Device Tracking Manager
AbbVie's mission is to discover and deliver innovative medicines that solve serious health issues today and address the medical challenges of tomorrow. We strive to have a remarkable impact on people's lives across several key therapeutic areas: immunology, oncology, neuroscience, eye care, virology, women's health and gastroenterology, in addition to products and services across its Allergan Aesthetics portfolio. For more information about AbbVie, please visit us at www.abbvie.com . Follow @abbvie on Twitter , Facebook , Instagram , YouTube and LinkedIn .
Under general direction, the Device Tracking Manager will lead device tracking activities to ensure device tracking files are maintained and reconciled. He/she will communicate with regulatory bodies in inspection settings and in written reports. He/she will facilitate actions identified to improve customer experience and patient safety. He/she will participate and/or lead in the identification and implementation of device tracking management system improvements, including technical support, and updates to procedures and forms used in the device tracking process. Assist globalization of requirements, where necessary. The individual is a subject matter expert due to demonstrated excellence in work performance and mastery of the knowledge, tasks, and skill sets.
- Oversee the device tracking system and process forms to support compliance with device tracking regulations and internal procedures.
- Coordinate with inter- and intra-departmental customers to ensure device tracking information and inquiries are communicated appropriately. This includes communicating with FDA when contacted.
- Coordinate department processes and workflow.
- Identify problems and potential issues.
- Perform tracking system audits, reconcile data, and identify non-compliant distributors.
- Initiate and process follow up activities to gather information, submit notifications, etc.
- Assist in resolving issues by responding to inquiries and answering technical questions regarding device tracking.
- Report non-compliant distributors to FDA.
- Lead and/or assist compliance and process improvement initiatives (e.g. validation, process assessments/improvements, product transfers, automation of system, customer service).
- Investigate CAPA / Non-Conformance investigations, perform root cause analysis, identify and implement corrective and preventive actions as necessary.
- Assist in the preparation, coordination, and execution of regulatory inspections to Canadian and US regulations, quality policies and procedures.
- Assist in other responsibilities requested by management to ensure compliance.
Skills, Knowledge and Abilities
- Ability to analyze information for device tracking requirements under 21 CFR 821 and SOR/98-282.
- Thorough knowledge in device tracking policies and requirements.
- Ability to understand the impact of regulatory compliance requirements (e.g. 21 CFR 821, 21 CFR Part 11, SOR/98/282 and other regulations as they apply).
- Ability to function in a controlled environment by the FDA and other regulatory authorities.
- Superior written/verbal, interpersonal, and organizational skills.
- Ability to provide accurate and complete information in a prompt manner.
- Ability to initiate or suggest plans to motivate workers to achieve work goals.
- Strong analytical skills, problem solving techniques and the ability to work with mathematical concepts such as probability and statistical inference.
- Ability to handle restricted, confidential, private, or personal information in accordance with departmental policies, HIPAA, and related international standards.
- Ability to work effectively with a diverse network of internal and external departments and/or individuals.
- Ability to use word processing, spreadsheet, and database applications.
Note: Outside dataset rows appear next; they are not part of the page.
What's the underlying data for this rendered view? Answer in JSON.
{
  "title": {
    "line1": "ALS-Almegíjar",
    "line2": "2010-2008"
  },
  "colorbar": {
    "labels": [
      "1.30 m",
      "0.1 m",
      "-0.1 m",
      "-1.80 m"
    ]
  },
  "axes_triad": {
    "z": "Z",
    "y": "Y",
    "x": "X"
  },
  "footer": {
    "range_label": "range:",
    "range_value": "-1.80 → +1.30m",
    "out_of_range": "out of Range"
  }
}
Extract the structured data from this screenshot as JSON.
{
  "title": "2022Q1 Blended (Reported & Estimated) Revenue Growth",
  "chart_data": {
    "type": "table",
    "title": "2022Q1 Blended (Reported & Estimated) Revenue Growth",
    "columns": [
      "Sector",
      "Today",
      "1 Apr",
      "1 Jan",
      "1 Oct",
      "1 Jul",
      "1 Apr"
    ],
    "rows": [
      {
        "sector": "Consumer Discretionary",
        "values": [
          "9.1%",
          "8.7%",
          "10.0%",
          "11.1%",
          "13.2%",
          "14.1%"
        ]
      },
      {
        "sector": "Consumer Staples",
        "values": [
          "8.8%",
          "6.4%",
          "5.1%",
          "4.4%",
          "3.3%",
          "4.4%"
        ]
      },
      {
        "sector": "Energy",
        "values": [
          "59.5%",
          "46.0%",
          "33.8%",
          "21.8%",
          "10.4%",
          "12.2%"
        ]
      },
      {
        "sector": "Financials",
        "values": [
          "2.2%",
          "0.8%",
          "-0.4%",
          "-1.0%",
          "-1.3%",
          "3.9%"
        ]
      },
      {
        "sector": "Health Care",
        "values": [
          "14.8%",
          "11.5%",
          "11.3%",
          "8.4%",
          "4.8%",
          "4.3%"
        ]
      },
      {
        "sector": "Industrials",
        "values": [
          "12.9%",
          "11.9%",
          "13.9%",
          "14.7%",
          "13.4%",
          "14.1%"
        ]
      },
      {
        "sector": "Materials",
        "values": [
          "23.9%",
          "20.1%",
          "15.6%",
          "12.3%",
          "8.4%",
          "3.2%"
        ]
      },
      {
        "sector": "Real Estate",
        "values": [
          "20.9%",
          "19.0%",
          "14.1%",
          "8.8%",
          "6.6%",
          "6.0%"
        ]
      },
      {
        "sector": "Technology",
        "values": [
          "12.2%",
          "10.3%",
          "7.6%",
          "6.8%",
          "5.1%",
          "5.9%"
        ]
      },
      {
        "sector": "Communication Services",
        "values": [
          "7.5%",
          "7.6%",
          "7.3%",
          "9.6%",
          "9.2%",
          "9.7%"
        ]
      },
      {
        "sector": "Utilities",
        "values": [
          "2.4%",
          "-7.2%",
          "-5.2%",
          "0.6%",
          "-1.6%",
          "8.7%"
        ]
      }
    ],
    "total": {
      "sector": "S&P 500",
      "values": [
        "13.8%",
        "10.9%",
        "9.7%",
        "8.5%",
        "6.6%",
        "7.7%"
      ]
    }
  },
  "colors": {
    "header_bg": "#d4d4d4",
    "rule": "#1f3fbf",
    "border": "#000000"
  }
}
Ability to learn various software programs.
- Ability to respond to common inquires or complaints from customers, regulatory agencies, or members of the business community.
Education and Experience
- Bachelor's degree or the equivalent combination of education and experience required.
- Five years previous experience in a regulated environment (i.e. medical device or pharmaceutical).
- Experience conducting a Device Tracking program is preferred.
- Previous leadership experience preferred.
Significant Work Activities
Continuous sitting for prolonged periods (more than 2 consecutive hours in an 8 hour day)
Job Level Code
Equal Employment Opportunity
At AbbVie, we value bringing together individuals from diverse backgrounds to develop new and innovative solutions for patients. As an equal opportunity employer we do not discriminate on the basis of race, color, religion, national origin, age, sex (including pregnancy), physical or mental disability, medical condition, genetic information gender identity or expression, sexual orientation, marital status, protected veteran status, or any other legally protected characteristic.